Wo anfangen in diesem Buch der 1500 Goethe-Bilder, wo aufhören? Bei all dem was hier durcheinander zu wirbeln scheint, bedeutend, bekannt, unbekannt, künstlerisch gestaltet, kurios oder kitschig?

Goethe nach 1890 und dann fast 100 Jahre Goethe allüberall und weltweit. Hier in der gedoppelten Geschichte seiner Zeit und der dieser Bilder. Mit seinem familiären und persönlichen Umfeld, Wohn- und Aufenthaltsorten, Reisen, Werken, Werkfiguren- und zitaten, im Porträt. Zuerst und opulent auf Postkarten und Ansichtskarten, später auf Briefmarken wie den westdeutschen vor 1989, nach 1900 mit Fausts Gretchen auf Werbebildchen für Paradiesbetten aus Sachsen, auf Feldpostkarten im 1. Weltkrieg, DDR-Banknoten von 1964, Denkmälern zwischen Weimar, Sessenheim, Milwaukee und Anting in China, Sammelbildern gar mit Vertonungen, Bierdeckeln, faszinierenden Stereofotos. Nur kurz verlängert in unsere Zeit eines pop-art-verfremdeten Donald Duck, der nun statt Goethe vor kampanischer Landschaft kampiert. Goethe im 20. Jahrhundert, vielfältig medial popularisiert, das Thema dieses Buches.

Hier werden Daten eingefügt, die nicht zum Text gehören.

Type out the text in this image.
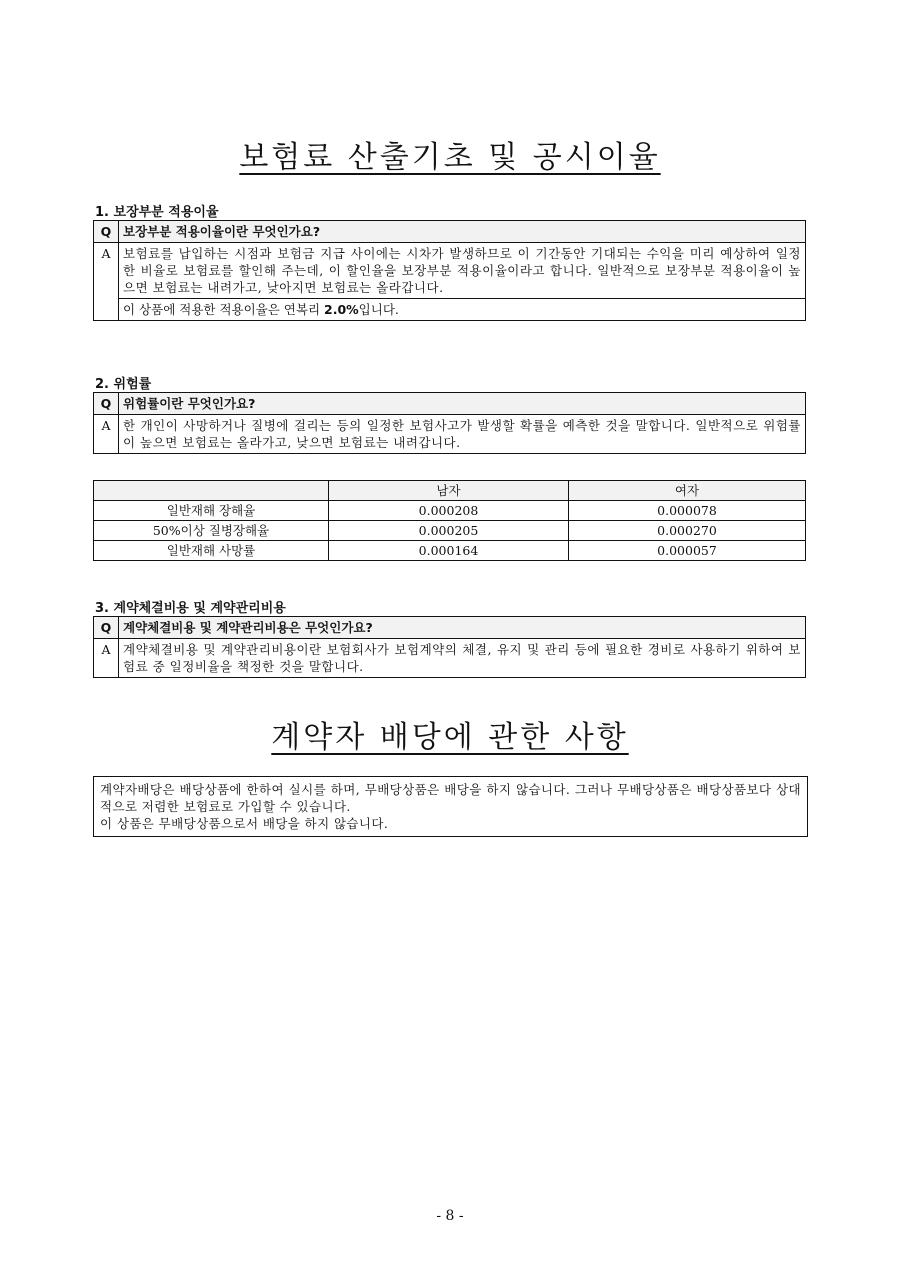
보험료 산출기초 및 공시이율
1. 보장부분 적용이율
Q	보장부분 적용이율이란 무엇인가요?
A	보험료를 납입하는 시점과 보험금 지급 사이에는 시차가 발생하므로 이 기간동안 기대되는 수익을 미리 예상하여 일정한 비율로 보험료를 할인해 주는데, 이 할인율을 보장부분 적용이율이라고 합니다. 일반적으로 보장부분 적용이율이 높으면 보험료는 내려가고, 낮아지면 보험료는 올라갑니다.
	이 상품에 적용한 적용이율은 연복리 2.0%입니다.
2. 위험률
Q	위험률이란 무엇인가요?
A	한 개인이 사망하거나 질병에 걸리는 등의 일정한 보험사고가 발생할 확률을 예측한 것을 말합니다. 일반적으로 위험률이 높으면 보험료는 올라가고, 낮으면 보험료는 내려갑니다.
	남자	여자
일반재해 장해율	0.000208	0.000078
50%이상 질병장해율	0.000205	0.000270
일반재해 사망률	0.000164	0.000057
3. 계약체결비용 및 계약관리비용
Q	계약체결비용 및 계약관리비용은 무엇인가요?
A	계약체결비용 및 계약관리비용이란 보험회사가 보험계약의 체결, 유지 및 관리 등에 필요한 경비로 사용하기 위하여 보험료 중 일정비율을 책정한 것을 말합니다.
계약자 배당에 관한 사항
계약자배당은 배당상품에 한하여 실시를 하며, 무배당상품은 배당을 하지 않습니다. 그러나 무배당상품은 배당상품보다 상대적으로 저렴한 보험료로 가입할 수 있습니다.
이 상품은 무배당상품으로서 배당을 하지 않습니다.
- 8 -
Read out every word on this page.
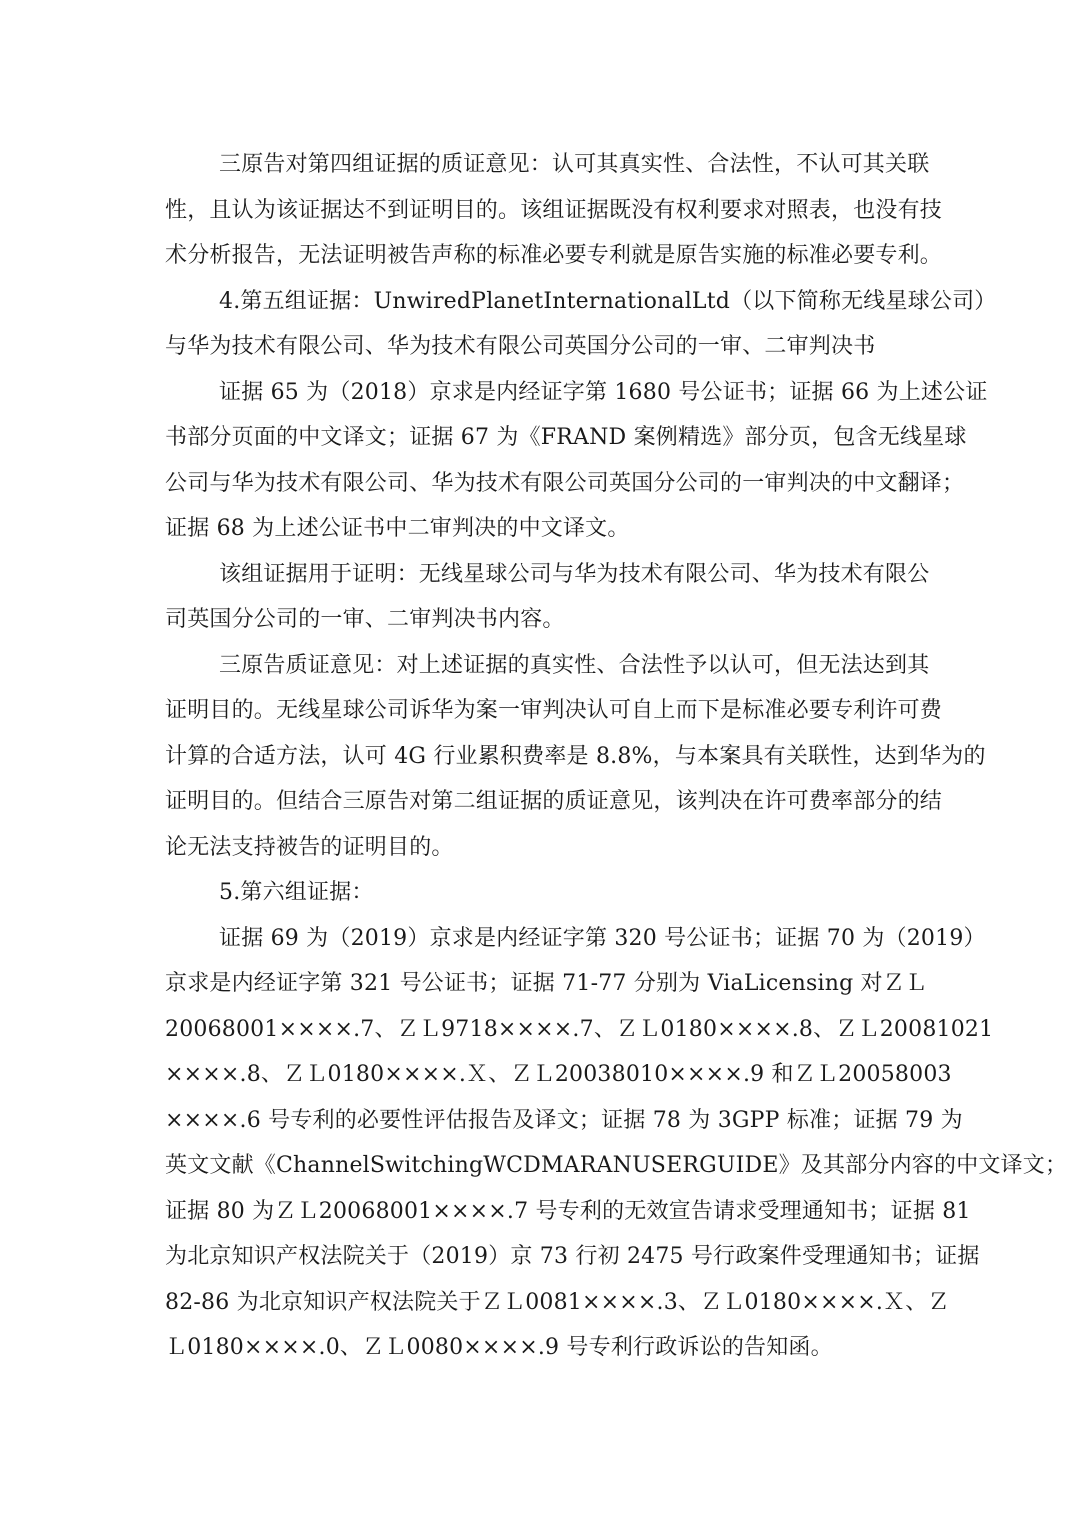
三原告对第四组证据的质证意见：认可其真实性、合法性，不认可其关联
性，且认为该证据达不到证明目的。该组证据既没有权利要求对照表，也没有技
术分析报告，无法证明被告声称的标准必要专利就是原告实施的标准必要专利。
4.第五组证据：UnwiredPlanetInternationalLtd（以下简称无线星球公司）
与华为技术有限公司、华为技术有限公司英国分公司的一审、二审判决书
证据 65 为（2018）京求是内经证字第 1680 号公证书；证据 66 为上述公证
书部分页面的中文译文；证据 67 为《FRAND 案例精选》部分页，包含无线星球
公司与华为技术有限公司、华为技术有限公司英国分公司的一审判决的中文翻译；
证据 68 为上述公证书中二审判决的中文译文。
该组证据用于证明：无线星球公司与华为技术有限公司、华为技术有限公
司英国分公司的一审、二审判决书内容。
三原告质证意见：对上述证据的真实性、合法性予以认可，但无法达到其
证明目的。无线星球公司诉华为案一审判决认可自上而下是标准必要专利许可费
计算的合适方法，认可 4G 行业累积费率是 8.8%，与本案具有关联性，达到华为的
证明目的。但结合三原告对第二组证据的质证意见，该判决在许可费率部分的结
论无法支持被告的证明目的。
5.第六组证据：
证据 69 为（2019）京求是内经证字第 320 号公证书；证据 70 为（2019）
京求是内经证字第 321 号公证书；证据 71-77 分别为 ViaLicensing 对ＺＬ
20068001××××.7、ＺＬ9718××××.7、ＺＬ0180××××.8、ＺＬ20081021
××××.8、ＺＬ0180××××.Ｘ、ＺＬ20038010××××.9 和ＺＬ20058003
××××.6 号专利的必要性评估报告及译文；证据 78 为 3GPP 标准；证据 79 为
英文文献《ChannelSwitchingWCDMARANUSERGUIDE》及其部分内容的中文译文；
证据 80 为ＺＬ20068001××××.7 号专利的无效宣告请求受理通知书；证据 81
为北京知识产权法院关于（2019）京 73 行初 2475 号行政案件受理通知书；证据
82-86 为北京知识产权法院关于ＺＬ0081××××.3、ＺＬ0180××××.Ｘ、Ｚ
Ｌ0180××××.0、ＺＬ0080××××.9 号专利行政诉讼的告知函。
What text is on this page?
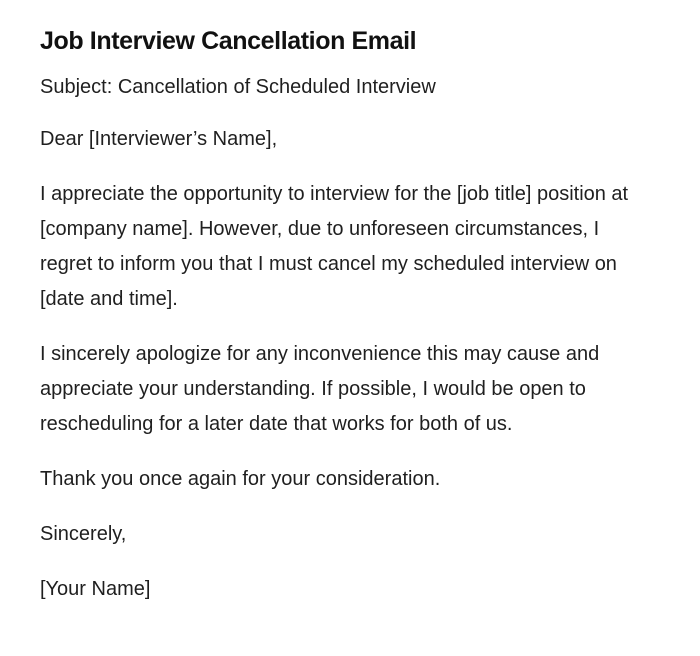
Job Interview Cancellation Email
Subject: Cancellation of Scheduled Interview
Dear [Interviewer’s Name],
I appreciate the opportunity to interview for the [job title] position at [company name]. However, due to unforeseen circumstances, I regret to inform you that I must cancel my scheduled interview on [date and time].
I sincerely apologize for any inconvenience this may cause and appreciate your understanding. If possible, I would be open to rescheduling for a later date that works for both of us.
Thank you once again for your consideration.
Sincerely,
[Your Name]
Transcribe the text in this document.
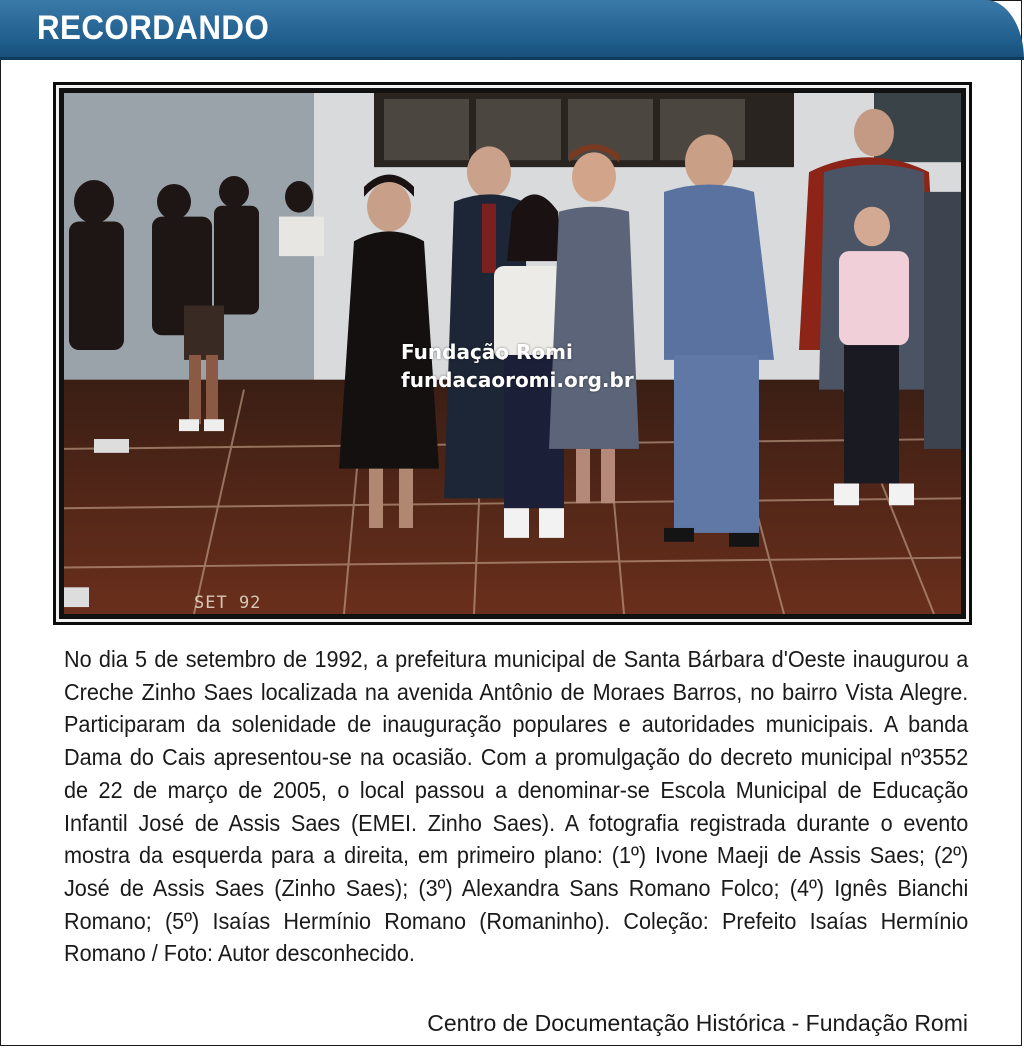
RECORDANDO
Fundação Romi
fundacaoromi.org.br
SET 92

No dia 5 de setembro de 1992, a prefeitura municipal de Santa Bárbara d'Oeste inaugurou a Creche Zinho Saes localizada na avenida Antônio de Moraes Barros, no bairro Vista Alegre. Participaram da solenidade de inauguração populares e autoridades municipais. A banda Dama do Cais apresentou-se na ocasião. Com a promulgação do decreto municipal nº3552 de 22 de março de 2005, o local passou a denominar-se Escola Municipal de Educação Infantil José de Assis Saes (EMEI. Zinho Saes). A fotografia registrada durante o evento mostra da esquerda para a direita, em primeiro plano: (1º) Ivone Maeji de Assis Saes; (2º) José de Assis Saes (Zinho Saes); (3º) Alexandra Sans Romano Folco; (4º) Ignês Bianchi Romano; (5º) Isaías Hermínio Romano (Romaninho). Coleção: Prefeito Isaías Hermínio Romano / Foto: Autor desconhecido.

Centro de Documentação Histórica - Fundação Romi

Und damit das kulturell Große, reduziert auf das für jedermann Konsumierbare. So kann auch, durch die so vielen Goethe-Motive auf deutschen Briefmarken nach 1918 und 1945, die zeitüblich geforderte Rückbesinnung auf die deutsche Klassik visuell nacherlebt werden. Doch wer hier zeitübergreifende Analysen erwartet ist fehl im Platze in diesem Buch einer wissensfrohen Sammelleidenschaft, die nicht gelehrt sondern lehrreich daher kommt. Mit manchmal überraschend eingeschobenen und ausführlichen technikgeschichtlichen Exkursen aber doch ein wenig überbordend. Die so meist gezähmt-strukturierte Sammelleidenschaft bietet dem Leser mit einem fast enzyklopädischen Goethezeit-Wissen eine Fülle von Details, wobei sich das vermeintlich nur Anekdotische beim genauen Lesen oft als Zeitgenössisches in seiner Kontinuität erschließt. Wie jener kurze Hinweis auf einen Goethe, der auf westdeutschen Banknoten fehlt. Verhindert, 1985, durch die Frauenquote.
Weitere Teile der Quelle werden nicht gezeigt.